Najah Albukai : La Syrie à perpétuité

Arrivé en France en 2015, Najah Albukai témoigne par le dessin et la gravure de l’horreur vécue en prison à Damas entre 2012 et 2014.

Faites d’un entrelacs de traits noirs, elles semblent réchapper d’une obscurité plus épaisse que la nuit. Souvent amassées, ployant sous une charge qui n’est pas toujours visible, les figures de Najah Albukai peuplent le papier comme une image récurrente le fait d’un cauchemar. Impossible de trouver la distance juste pour les regarder : face à la douleur, à la déshumanisation dont elles témoignent, on se sent à la fois trop près et trop loin. On éprouve une sidération proche de celle que suscite Shoah de Claude Lanzmann. Proche, mais guère identique. Loin d’amoindrir, de relativiser l’horreur de la prison syrienne, le dessin et la gravure offrent une distance au réel qui en décuple la présence et la force. Exposées sous le titre Tous témoins dans une galerie parisienne, une quarantaine d’œuvres de l’artiste disent les violences qui secouent la Syrie depuis la répression d’une révolte pacifique en 2011 jusqu’à aujourd’hui.

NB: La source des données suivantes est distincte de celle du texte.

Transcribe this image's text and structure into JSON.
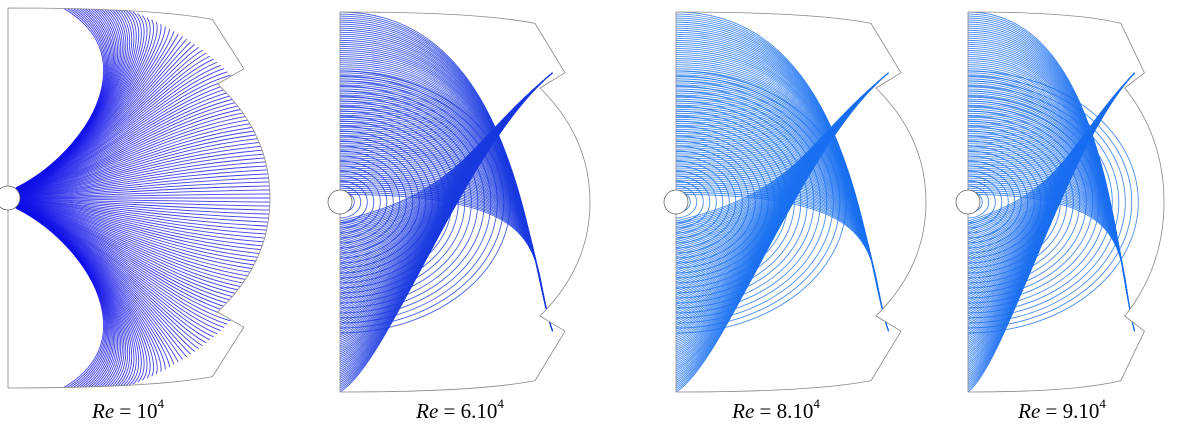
{
  "panels": [
    {
      "caption": {
        "variable": "Re",
        "relation": "=",
        "mantissa": "10",
        "exponent": "4"
      }
    },
    {
      "caption": {
        "variable": "Re",
        "relation": "=",
        "mantissa": "6.10",
        "exponent": "4"
      }
    },
    {
      "caption": {
        "variable": "Re",
        "relation": "=",
        "mantissa": "8.10",
        "exponent": "4"
      }
    },
    {
      "caption": {
        "variable": "Re",
        "relation": "=",
        "mantissa": "9.10",
        "exponent": "4"
      }
    }
  ]
}
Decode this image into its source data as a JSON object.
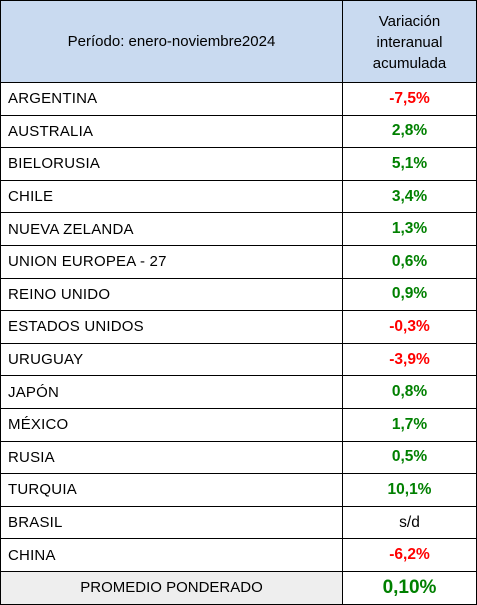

Fondé en 1997 par l’association Pour que l’esprit vive, le lieu où les œuvres de Najah Albukai continuent d’être visibles malgré le confinement (grâce au référé-liberté déposé fin mars auprès du Conseil d’État par le Comité professionnel des galeries d’art) est en principe consacré à la photo-graphie. La présence des gravures et des dessins de Najah Albukai n’en est que plus forte.